Bem, como escrevi no início, existem mais de oitocentas variedades do produto e algumas são mais conhecidas como, stout, ale, maltzebier, bock, lager e pilsen nossa preferência nacional. Aqui o cervejista brasileiro quase sempre comete mais um pecado, classifica como cerveja clara a pilsen e às demais denomina, cervejas pretas, colocando no mesmo saco desde as adocicadas maltzbiers até a fortíssima stout que, no Patroti, tem a caracu como lídima representante dessa família.



E por falar em pecado, mais uma vez o bebedor desavisado atenta contra as normas não escritas de como se saboreia uma boa cerveja, ao pedir “sem colarinho”. Como sabemos, o “colarinho” da bebida é aquela espuma de dióxido de carbono que se sobrepõe ao líquido no copo. Pois é, aquela porção de espuma é, justamente, o que impede o líquido de entrar em contacto com o ar ambiente. A ciência nos diz que a atmosfera contém alguma coisa como 21 por cento de oxigênio, e é esse elemento, aliás, maior responsável pela vida do Planeta, que “ataca” o líquido cervejal deixando-o “choco”. Assim, ao se expor a cerveja ao oxigênio está se permitindo que este reaja com o líquido como o faz com tudo que toca. O oxigênio é responsável pela oxidação dos metais ferrosos a qual é chamada de ferrugem. Quase todos os elementos são atacados pelo oxigênio com exceção dos chamados metais nobres como ouro e platina, que são, justamente, nobres por que se mantêm inalterados na presença do elemento , o que não acontece com nossa cervejinha do dia-a-dia, que fica “choca”, ou seja, oxida-se e se torna intragável para aquele de paladar mais apurado.




Claro que, como “gosto não discute” não há regras invioláveis no que diz respeito à libação dessa apreciada bebida, apenas é de se lamentar que frente um universo tão grande e tão variado, o bebedor brasileiro se atenha apenas às pilsens, sem dar chance a outras variedades tão boas ou melhores que estas. Nos pubs ingleses bebe-se muita cerveja, mas lá o consumidor as pede pelo tipo e não pela marca, o bebedor inglês varia mais suas libações que o cervejeiro tupiniquim.

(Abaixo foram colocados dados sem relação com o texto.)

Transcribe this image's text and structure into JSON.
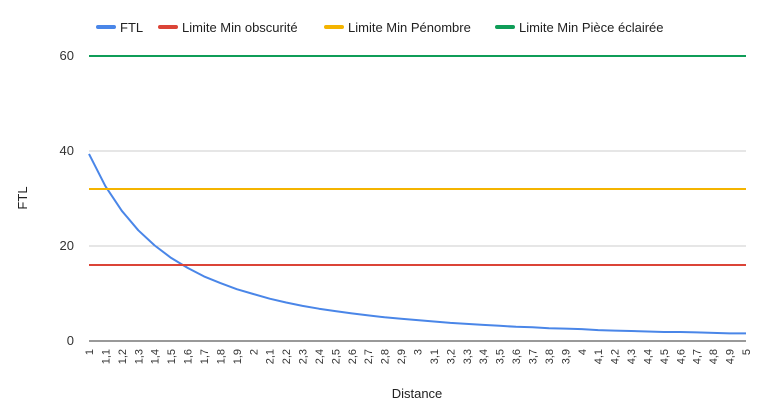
{
  "chart_data": {
    "type": "line",
    "title": "",
    "xlabel": "Distance",
    "ylabel": "FTL",
    "ylim": [
      0,
      60
    ],
    "yticks": [
      0,
      20,
      40,
      60
    ],
    "grid": true,
    "legend_position": "top",
    "x": [
      "1",
      "1,1",
      "1,2",
      "1,3",
      "1,4",
      "1,5",
      "1,6",
      "1,7",
      "1,8",
      "1,9",
      "2",
      "2,1",
      "2,2",
      "2,3",
      "2,4",
      "2,5",
      "2,6",
      "2,7",
      "2,8",
      "2,9",
      "3",
      "3,1",
      "3,2",
      "3,3",
      "3,4",
      "3,5",
      "3,6",
      "3,7",
      "3,8",
      "3,9",
      "4",
      "4,1",
      "4,2",
      "4,3",
      "4,4",
      "4,5",
      "4,6",
      "4,7",
      "4,8",
      "4,9",
      "5"
    ],
    "series": [
      {
        "name": "FTL",
        "color": "#4a86e8",
        "values": [
          39.4,
          32.6,
          27.4,
          23.3,
          20.1,
          17.5,
          15.4,
          13.6,
          12.2,
          10.9,
          9.9,
          8.9,
          8.1,
          7.4,
          6.8,
          6.3,
          5.8,
          5.4,
          5.0,
          4.7,
          4.4,
          4.1,
          3.8,
          3.6,
          3.4,
          3.2,
          3.0,
          2.9,
          2.7,
          2.6,
          2.5,
          2.3,
          2.2,
          2.1,
          2.0,
          1.9,
          1.9,
          1.8,
          1.7,
          1.6,
          1.6
        ]
      },
      {
        "name": "Limite Min obscurité",
        "color": "#db4437",
        "constant": 16
      },
      {
        "name": "Limite Min Pénombre",
        "color": "#f4b400",
        "constant": 32
      },
      {
        "name": "Limite Min Pièce éclairée",
        "color": "#0f9d58",
        "constant": 60
      }
    ]
  }
}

Não sou cervejeiro, tampouco bebo qualquer bebida alcoólica, mas, durante muitos anos, fui um razoável colecionador de cervejas nacionais em garrafas, cheguei a ter mais de quinhentas. Hoje, por falta de espaço, minha coleção encontra-se espalhada por muitos acervos de colecionadores em vários estados deste país.

As ilustrações do texto são de minha antiga coleção. JAIR, Floripa, 25/07/10.